Friday, April 10, 2009

focaccia is the easiest yeast bread that there is

Once upon a time there was a woman named Eileen. I met Eileen through my MFA program in Anchorage, and was privileged to work with her for a year on my research assistanceship through the college. Eileen graduated after my first year in the program, and to celebrate, she hosted a party at her house--the kind of casual potluck that has an open grill onto which you put your own meat (or tempeh, as the case may be) and the hostess provides wine and plates and salad.

Here's what I remember about Eileen: she has three daughters (which she was doing a bang up job raising) all while attending grad school and working part time. Here's what else. Eileen baked five loaves of fresh focaccia for the party.

I can remember gasping (in her glowing kitchen, brightly lit by the almost all-day Alaskan pre-summer sun) at her ability to be such a super woman, having made BREAD for a party at her own house. (Parties at your own house mean that you also had to clean said house before people arrived.

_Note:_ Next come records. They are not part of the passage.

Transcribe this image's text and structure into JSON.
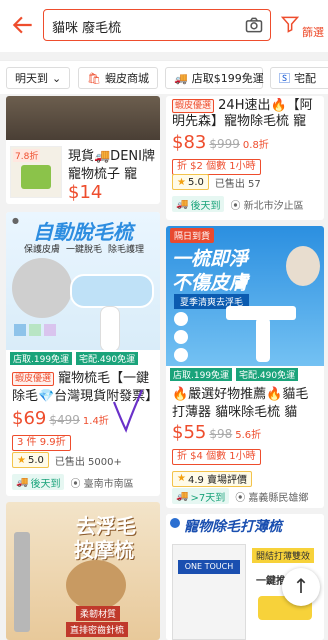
{
  "search": {
    "query": "貓咪 廢毛梳"
  },
  "header": {
    "filter_label": "篩選"
  },
  "filters": [
    {
      "label": "明天到"
    },
    {
      "label": "蝦皮商城"
    },
    {
      "label": "店取$199免運"
    },
    {
      "label": "宅配"
    }
  ],
  "colors": {
    "accent": "#ee4d2d",
    "ship": "#1aa37a"
  },
  "products": {
    "p1": {
      "title": "現貨🚚DENI牌 寵物梳子 寵物...",
      "price": "$14",
      "sale_tag": "7.8折"
    },
    "p2": {
      "badge": "蝦皮優選",
      "title": "24H速出🔥【阿明先森】寵物除毛梳 寵物...",
      "price": "$83",
      "old_price": "$999",
      "discount": "0.8折",
      "coupon": "折 $2 個數 1小時",
      "rating": "5.0",
      "sold": "已售出 57",
      "ship": "後天到",
      "loc": "新北市汐止區"
    },
    "p3": {
      "img_title": "自動脫毛梳",
      "img_sub1": "保護皮膚",
      "img_sub2": "一鍵脫毛",
      "img_sub3": "除毛護理",
      "img_ship1": "店取.199免運",
      "img_ship2": "宅配.490免運",
      "badge": "蝦皮優選",
      "title": "寵物梳毛【一鍵除毛💎台灣現貨附發票】",
      "price": "$69",
      "old_price": "$499",
      "discount": "1.4折",
      "promo": "3 件 9.9折",
      "rating": "5.0",
      "sold": "已售出 5000+",
      "ship": "後天到",
      "loc": "臺南市南區"
    },
    "p4": {
      "img_top": "隔日到貨",
      "img_title1": "一梳即淨",
      "img_title2": "不傷皮膚",
      "img_banner": "夏季清爽去浮毛",
      "img_ship1": "店取.199免運",
      "img_ship2": "宅配.490免運",
      "title": "🔥嚴選好物推薦🔥貓毛打薄器 貓咪除毛梳 貓咪...",
      "price": "$55",
      "old_price": "$98",
      "discount": "5.6折",
      "coupon": "折 $4 個數 1小時",
      "rating": "4.9 賣場評價",
      "ship": ">7天到",
      "loc": "嘉義縣民雄鄉"
    },
    "p5": {
      "img_title1": "去浮毛",
      "img_title2": "按摩梳",
      "img_sub1": "柔韌材質",
      "img_sub2": "直排密齒針梳"
    },
    "p6": {
      "img_title": "寵物除毛打薄梳",
      "img_sub": "開結打薄雙效",
      "img_brand": "ONE TOUCH",
      "img_tag": "一鍵推"
    }
  }
}
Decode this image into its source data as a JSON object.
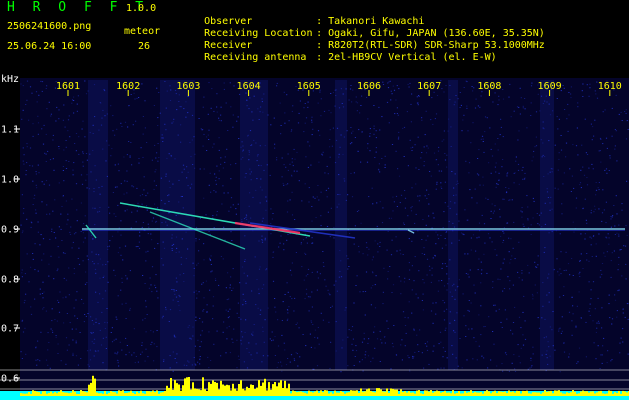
{
  "app": {
    "brand": "H R O F F T",
    "version": "1.0.0",
    "filename": "2506241600.png",
    "datetime": "25.06.24 16:00",
    "meteor_label": "meteor",
    "meteor_count": "26"
  },
  "info": [
    {
      "label": "Observer",
      "sep": ":",
      "value": "Takanori Kawachi"
    },
    {
      "label": "Receiving Location",
      "sep": ":",
      "value": "Ogaki, Gifu, JAPAN (136.60E, 35.35N)"
    },
    {
      "label": "Receiver",
      "sep": ":",
      "value": "R820T2(RTL-SDR) SDR-Sharp 53.1000MHz"
    },
    {
      "label": "Receiving antenna",
      "sep": ":",
      "value": "2el-HB9CV Vertical (el. E-W)"
    }
  ],
  "spectrogram": {
    "unit_label": "kHz",
    "x_ticks": [
      "1601",
      "1602",
      "1603",
      "1604",
      "1605",
      "1606",
      "1607",
      "1608",
      "1609",
      "1610"
    ],
    "y_ticks": [
      "1.1",
      "1.0",
      "0.9",
      "0.8",
      "0.7",
      "0.6"
    ],
    "colors": {
      "background": "#04042a",
      "noise": "#2233c8",
      "carrier": "#8fe8ff",
      "echo_hot": "#ff3366",
      "echo": "#33ffcc",
      "level_bar": "#ffff00",
      "baseline": "#00ffff",
      "tick": "#ffff00",
      "grid": "#ffffff"
    }
  }
}
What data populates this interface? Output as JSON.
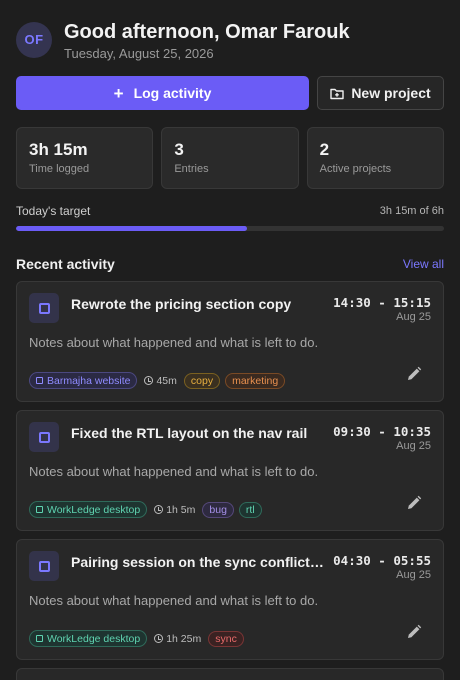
{
  "user": {
    "initials": "OF",
    "greeting": "Good afternoon, Omar Farouk",
    "date": "Tuesday, August 25, 2026"
  },
  "actions": {
    "log_label": "Log activity",
    "new_project_label": "New project"
  },
  "stats": [
    {
      "value": "3h 15m",
      "label": "Time logged"
    },
    {
      "value": "3",
      "label": "Entries"
    },
    {
      "value": "2",
      "label": "Active projects"
    }
  ],
  "target": {
    "label": "Today's target",
    "value": "3h 15m of 6h",
    "progress_fraction": 0.54
  },
  "recent": {
    "title": "Recent activity",
    "view_all": "View all"
  },
  "colors": {
    "accent": "#6b5cf6",
    "background": "#1e1e1e",
    "card": "#282828"
  },
  "entries": [
    {
      "title": "Rewrote the pricing section copy",
      "time": "14:30 - 15:15",
      "date": "Aug 25",
      "notes": "Notes about what happened and what is left to do.",
      "project": "Barmajha website",
      "duration": "45m",
      "tags": [
        "copy",
        "marketing"
      ]
    },
    {
      "title": "Fixed the RTL layout on the nav rail",
      "time": "09:30 - 10:35",
      "date": "Aug 25",
      "notes": "Notes about what happened and what is left to do.",
      "project": "WorkLedge desktop",
      "duration": "1h 5m",
      "tags": [
        "bug",
        "rtl"
      ]
    },
    {
      "title": "Pairing session on the sync conflict resolver",
      "time": "04:30 - 05:55",
      "date": "Aug 25",
      "notes": "Notes about what happened and what is left to do.",
      "project": "WorkLedge desktop",
      "duration": "1h 25m",
      "tags": [
        "sync"
      ]
    }
  ]
}
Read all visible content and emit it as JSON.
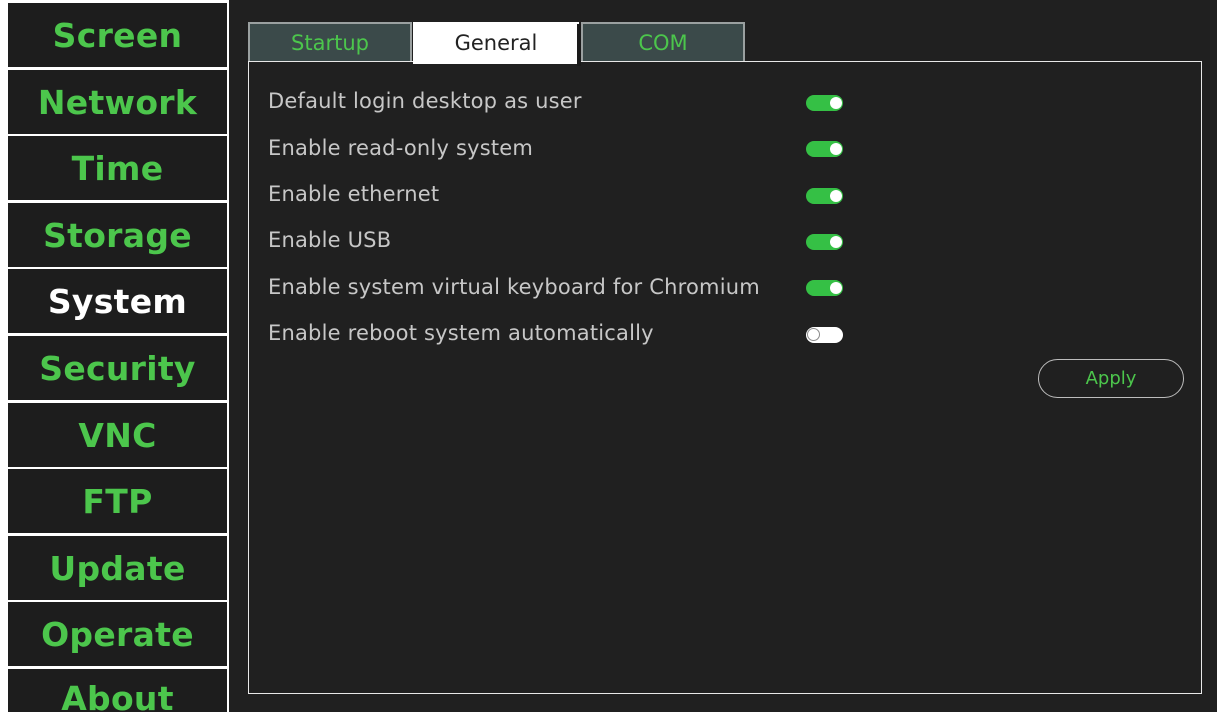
{
  "sidebar": {
    "items": [
      {
        "label": "Screen"
      },
      {
        "label": "Network"
      },
      {
        "label": "Time"
      },
      {
        "label": "Storage"
      },
      {
        "label": "System"
      },
      {
        "label": "Security"
      },
      {
        "label": "VNC"
      },
      {
        "label": "FTP"
      },
      {
        "label": "Update"
      },
      {
        "label": "Operate"
      },
      {
        "label": "About"
      }
    ],
    "active": "System"
  },
  "tabs": [
    {
      "label": "Startup"
    },
    {
      "label": "General"
    },
    {
      "label": "COM"
    }
  ],
  "active_tab": "General",
  "settings": [
    {
      "label": "Default login desktop as user",
      "enabled": true
    },
    {
      "label": "Enable read-only system",
      "enabled": true
    },
    {
      "label": "Enable ethernet",
      "enabled": true
    },
    {
      "label": "Enable USB",
      "enabled": true
    },
    {
      "label": "Enable system virtual keyboard for Chromium",
      "enabled": true
    },
    {
      "label": "Enable reboot system automatically",
      "enabled": false
    }
  ],
  "apply_label": "Apply",
  "colors": {
    "accent_green": "#4cc64c",
    "toggle_on": "#35c045",
    "background": "#202020"
  }
}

That's extra work, folks, and if you didn't make bread, I think, people would understand.)

I remember Eileen laughing at me and saying, No, no. Focaccia is the EASIEST yeast bread there is.

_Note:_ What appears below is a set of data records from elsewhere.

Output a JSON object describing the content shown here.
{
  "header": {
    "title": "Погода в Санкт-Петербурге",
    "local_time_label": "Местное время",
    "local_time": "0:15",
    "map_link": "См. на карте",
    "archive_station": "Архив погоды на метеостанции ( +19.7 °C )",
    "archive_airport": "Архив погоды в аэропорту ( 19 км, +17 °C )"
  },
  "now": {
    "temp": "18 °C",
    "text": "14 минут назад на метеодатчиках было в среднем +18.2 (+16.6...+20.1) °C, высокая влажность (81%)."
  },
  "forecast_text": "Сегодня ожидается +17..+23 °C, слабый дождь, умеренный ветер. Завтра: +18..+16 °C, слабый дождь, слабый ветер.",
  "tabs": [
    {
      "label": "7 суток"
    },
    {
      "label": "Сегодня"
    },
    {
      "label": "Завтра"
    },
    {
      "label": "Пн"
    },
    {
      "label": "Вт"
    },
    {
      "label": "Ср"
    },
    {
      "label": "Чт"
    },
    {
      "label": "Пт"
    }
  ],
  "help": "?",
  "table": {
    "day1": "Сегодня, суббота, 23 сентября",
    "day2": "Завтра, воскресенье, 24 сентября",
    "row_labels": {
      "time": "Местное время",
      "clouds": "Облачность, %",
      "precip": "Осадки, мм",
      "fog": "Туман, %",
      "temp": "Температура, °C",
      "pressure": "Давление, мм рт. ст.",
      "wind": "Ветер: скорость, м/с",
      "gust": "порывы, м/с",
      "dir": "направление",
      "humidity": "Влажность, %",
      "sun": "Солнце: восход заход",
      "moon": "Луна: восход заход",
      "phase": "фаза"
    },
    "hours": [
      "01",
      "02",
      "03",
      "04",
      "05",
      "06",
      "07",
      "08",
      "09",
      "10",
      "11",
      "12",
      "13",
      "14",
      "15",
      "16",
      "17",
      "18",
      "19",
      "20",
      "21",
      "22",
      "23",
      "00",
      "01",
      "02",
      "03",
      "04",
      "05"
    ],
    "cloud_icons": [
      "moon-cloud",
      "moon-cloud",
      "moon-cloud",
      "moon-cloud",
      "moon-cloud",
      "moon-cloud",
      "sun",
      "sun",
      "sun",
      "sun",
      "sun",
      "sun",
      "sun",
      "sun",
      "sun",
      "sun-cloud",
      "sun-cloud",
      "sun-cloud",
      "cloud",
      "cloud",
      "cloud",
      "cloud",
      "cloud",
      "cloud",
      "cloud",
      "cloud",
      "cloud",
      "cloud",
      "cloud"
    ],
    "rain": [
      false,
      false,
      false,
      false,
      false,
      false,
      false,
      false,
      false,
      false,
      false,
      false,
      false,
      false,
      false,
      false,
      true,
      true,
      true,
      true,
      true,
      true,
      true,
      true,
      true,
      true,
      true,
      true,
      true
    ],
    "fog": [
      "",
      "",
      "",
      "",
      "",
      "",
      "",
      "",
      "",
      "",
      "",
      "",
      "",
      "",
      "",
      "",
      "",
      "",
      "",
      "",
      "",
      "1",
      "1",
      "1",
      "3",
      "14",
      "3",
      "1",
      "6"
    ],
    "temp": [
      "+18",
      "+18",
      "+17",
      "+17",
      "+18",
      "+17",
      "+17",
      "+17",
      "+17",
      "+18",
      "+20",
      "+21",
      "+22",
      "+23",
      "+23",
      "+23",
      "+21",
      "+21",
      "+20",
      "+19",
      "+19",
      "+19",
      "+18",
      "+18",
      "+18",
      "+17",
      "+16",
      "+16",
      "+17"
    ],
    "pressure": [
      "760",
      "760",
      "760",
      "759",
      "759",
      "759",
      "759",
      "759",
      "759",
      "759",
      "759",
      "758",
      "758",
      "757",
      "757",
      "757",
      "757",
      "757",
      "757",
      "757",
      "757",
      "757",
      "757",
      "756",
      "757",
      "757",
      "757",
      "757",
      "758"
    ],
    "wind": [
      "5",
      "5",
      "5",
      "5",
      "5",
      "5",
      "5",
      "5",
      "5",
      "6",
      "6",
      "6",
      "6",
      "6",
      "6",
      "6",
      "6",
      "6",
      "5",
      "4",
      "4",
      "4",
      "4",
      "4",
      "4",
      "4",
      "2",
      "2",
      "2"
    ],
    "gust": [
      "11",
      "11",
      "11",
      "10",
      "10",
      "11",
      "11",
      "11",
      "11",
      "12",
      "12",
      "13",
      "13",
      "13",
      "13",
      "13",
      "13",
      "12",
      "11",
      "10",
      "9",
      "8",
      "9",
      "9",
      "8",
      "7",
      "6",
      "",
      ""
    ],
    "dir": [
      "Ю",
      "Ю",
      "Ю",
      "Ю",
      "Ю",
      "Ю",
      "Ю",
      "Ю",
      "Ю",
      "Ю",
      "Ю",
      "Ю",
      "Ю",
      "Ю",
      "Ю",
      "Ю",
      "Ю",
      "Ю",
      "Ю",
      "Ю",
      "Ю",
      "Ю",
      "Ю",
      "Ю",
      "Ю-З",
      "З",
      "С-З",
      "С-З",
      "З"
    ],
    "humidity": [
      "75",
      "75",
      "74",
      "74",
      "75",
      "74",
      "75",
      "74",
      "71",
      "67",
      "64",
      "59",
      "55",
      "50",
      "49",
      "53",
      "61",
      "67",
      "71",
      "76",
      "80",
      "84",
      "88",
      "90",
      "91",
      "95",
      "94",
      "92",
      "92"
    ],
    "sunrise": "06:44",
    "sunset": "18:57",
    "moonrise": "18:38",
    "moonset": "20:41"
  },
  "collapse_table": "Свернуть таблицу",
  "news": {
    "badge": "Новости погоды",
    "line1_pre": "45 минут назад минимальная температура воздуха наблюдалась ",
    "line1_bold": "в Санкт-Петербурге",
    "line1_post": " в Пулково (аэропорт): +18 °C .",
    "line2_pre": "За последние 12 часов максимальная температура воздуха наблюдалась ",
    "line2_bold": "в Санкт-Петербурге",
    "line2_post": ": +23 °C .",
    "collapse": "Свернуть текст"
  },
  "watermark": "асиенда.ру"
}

I tucked that memo into the recesses of my brain, and it appeared just the other day (about eight years later), board from laying around and reading (and reading some more) and wanting to do something creative that didn't take all my mental and (short bursts of) physical energy, I googled focaccia recipes and set to work.

I picked the first one that came up. It said it was the easiest, so there. I did, however, read the comments that said the recipe was blah so I added salt to the dough as well as minced fresh garlic and rosemary (god bless you, Seattle, for being the perfect place for rosemary to grow all year long) from the newly awakening garden. I added the garlic and rosemary while kneading the dough--you only knead for ONE minute.

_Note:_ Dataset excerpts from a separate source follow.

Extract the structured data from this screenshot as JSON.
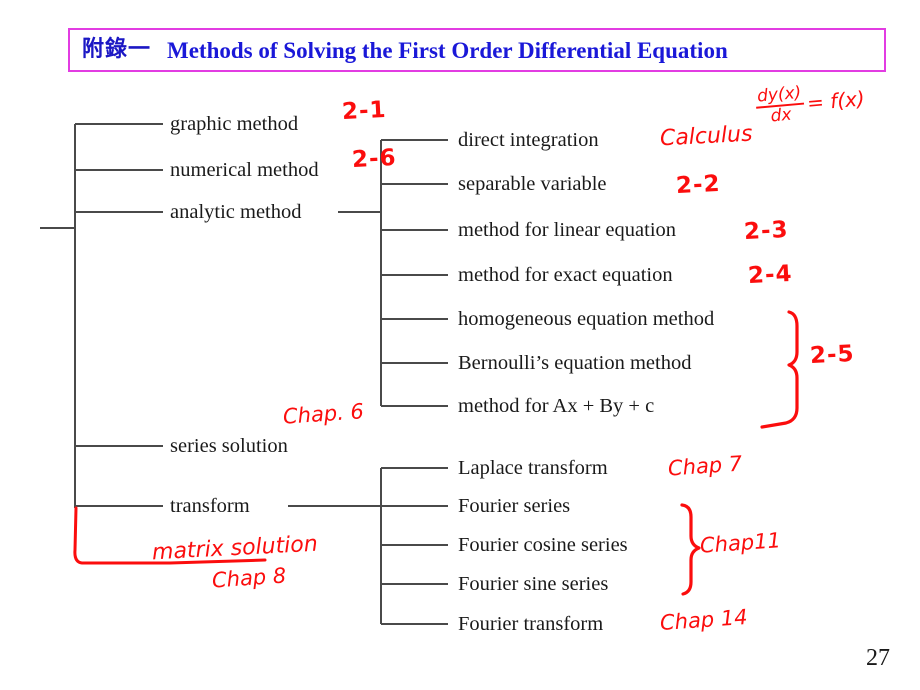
{
  "title": {
    "chinese": "附錄一",
    "english": "Methods of Solving the First Order Differential Equation",
    "border_color": "#e23ce2",
    "text_color": "#1a18d8"
  },
  "page": {
    "number": "27"
  },
  "colors": {
    "annotation_red": "#fb0d0d",
    "tree_line": "#4a4a4a",
    "node_text": "#1a1a1a"
  },
  "tree": {
    "level1": [
      {
        "label": "graphic method"
      },
      {
        "label": "numerical method"
      },
      {
        "label": "analytic method"
      },
      {
        "label": "series solution"
      },
      {
        "label": "transform"
      }
    ],
    "analytic_children": [
      {
        "label": "direct integration"
      },
      {
        "label": "separable variable"
      },
      {
        "label": "method for linear equation"
      },
      {
        "label": "method for exact equation"
      },
      {
        "label": "homogeneous equation method"
      },
      {
        "label": "Bernoulli’s equation method"
      },
      {
        "label": "method for Ax + By + c"
      }
    ],
    "transform_children": [
      {
        "label": "Laplace transform"
      },
      {
        "label": "Fourier series"
      },
      {
        "label": "Fourier cosine series"
      },
      {
        "label": "Fourier sine series"
      },
      {
        "label": "Fourier transform"
      }
    ]
  },
  "annotations": {
    "graphic_method": "2-1",
    "numerical_method": "2-6",
    "direct_integration": "Calculus",
    "derivative_num": "dy(x)",
    "derivative_den": "dx",
    "derivative_rhs": "= f(x)",
    "separable_variable": "2-2",
    "linear_equation": "2-3",
    "exact_equation": "2-4",
    "brace_group_2_5": "2-5",
    "series_solution": "Chap. 6",
    "matrix_solution": "matrix solution",
    "matrix_solution_chapter": "Chap 8",
    "laplace_transform": "Chap 7",
    "fourier_brace": "Chap11",
    "fourier_transform": "Chap 14"
  }
}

Focaccia is practically paint-by-numbers for bread makers: one minute of kneading, only one rise (and 30 minutes at that!), it's truly a "what are we having for dinner" kind of bread (assuming you work at home). I can't even tell you how good this bread was. I oohed and aahed my way through it. We ate all but two pizza-shaped wedges that night, warm from the oven.

And then, the next morning, my sweet husband toasted the remaining triangles, added cream, eggs, and fresh Parmesan, and threw our tiny casserole dishes under the broiler for a remarkable savory bread pudding.